Voltando ao TPA, havia conosco, para a integração do pessoal em treinamento, dois psicólogos da Marinha, na verdade um psicólogo e uma psicóloga. Isso também fazia parte do Pré-Antártica, pois lá no gelo, estaríamos em ambiente de confinamento e o sucesso da missão também dependeria do bom clima entre as pessoas que estivessem “presas” na Estação. Além disso, havia grupos de militares que estavam em processo de seleção. O novo grupo da base militar que ficaria na Antártica durante todo o ano seguinte estava sendo escolhido durante o treinamento. As brincadeiras criadas pelos psicólogos para promover a integração das pessoas também foram um ponto alto da etapa da Marambaia. Se havia ali alguém que fosse tímido, deixou de ser naquele TPA. Apenas para citar uma dessas empolgantes atividades, nós todos estávamos divididos em três grandes grupos, o Alfa, o Bravo e o Charlie. Eu estava no Alfa. Em um belo dia, os psicólogos nos levaram a um galpão no interior do qual havia um quadrado perfeito de um metro de lado — ou seja, de área igual a 1 m² — pintado a giz no chão. Objetivo da tarefa, fazer com que todos os elementos do grupo ocupassem simultaneamente o interior do quadrado. Bem, éramos cerca de 30 pessoas por grupo. Depois de muito aperto — literalmente —, foi interessante comparar as estratégias empregadas pelas equipes. A nossa tentou fazer uma pirâmide humana, colocando os mais fortes por baixo e os mais leves por cima, por camadas. Conseguimos, com a cooperação e esforço de todos. A Bravo resolveu interpretar o texto do desafio, “todos no interior do quadrado”, mas ninguém disse nada sobre estar ou não de corpo inteiro lá dentro. Assim, todos colocaram apenas uma parte do corpo dentro do quadrado e também completaram a tarefa. Os integrantes da equipe Charlie fizeram algo parecido, porém, digamos, foram mais filosóficos. Disseram que todos eram um só — grupo — e que um só representaria todos. Deram-se bem! Não se apertaram, colocaram apenas um elemento, escolhido por voto, no interior do quadrado e também completaram a prova. Não havia vencedores nem vencidos, era apenas uma atividade de integração.

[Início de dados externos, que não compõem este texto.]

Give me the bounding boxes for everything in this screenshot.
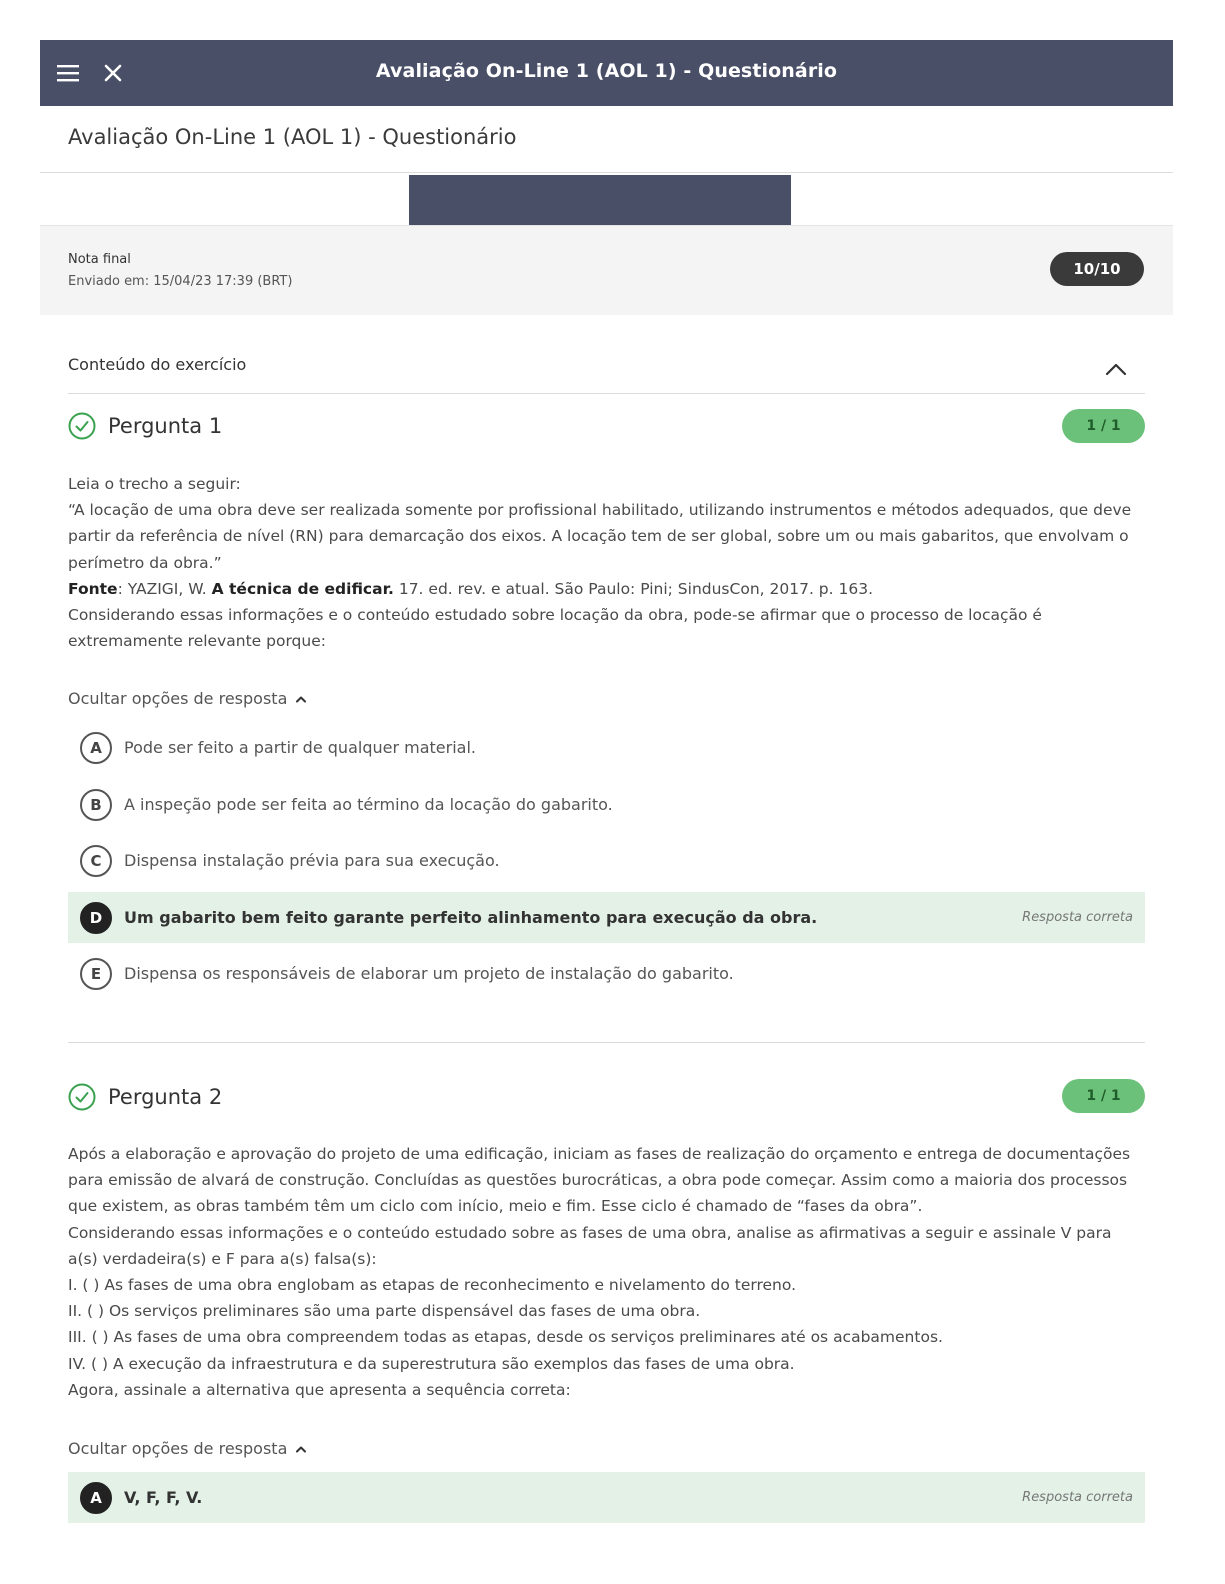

Para finalizar essa tarefa, os psicólogos nos contaram a parábola dos porcos-espinhos que me permito reproduzir aqui, pois acredito que resuma brilhantemente o que é a convivência num ambiente de confinamento. Vamos lá: “Num lugar muito distante e isolado havia uma comunidade de porcos-espinhos. Eles viviam felizes e contentes, até que um dia veio a Era Glacial e congelou a vila onde viviam. Os porcos-espinhos começaram a morrer de frio até que perceberam que se eles se agrupassem poderiam sobreviver compartilhando o calor de todos. E assim todos se agruparam e as mortes deixaram de ocorrer. Tudo ia bem até que os espinhos de uns começaram a cutucar outros... Incomodados com as espetadas, os porcos-espinhos resolveram se separar. Mas com isso, as mortes pelo frio voltaram a ocorrer. Os que sobraram decidiram então se reagrupar, entretanto, dessa vez, mantendo uma distância mínima, segura, do seu próximo: a distância da privacidade individual.” Cooperação mútua e união, respeitando-se a privacidade alheia, assim seria o convívio na Antártica, um lugar também inóspito e muito frio como a vila dos porcos-espinhos pós-advento da Era Glacial.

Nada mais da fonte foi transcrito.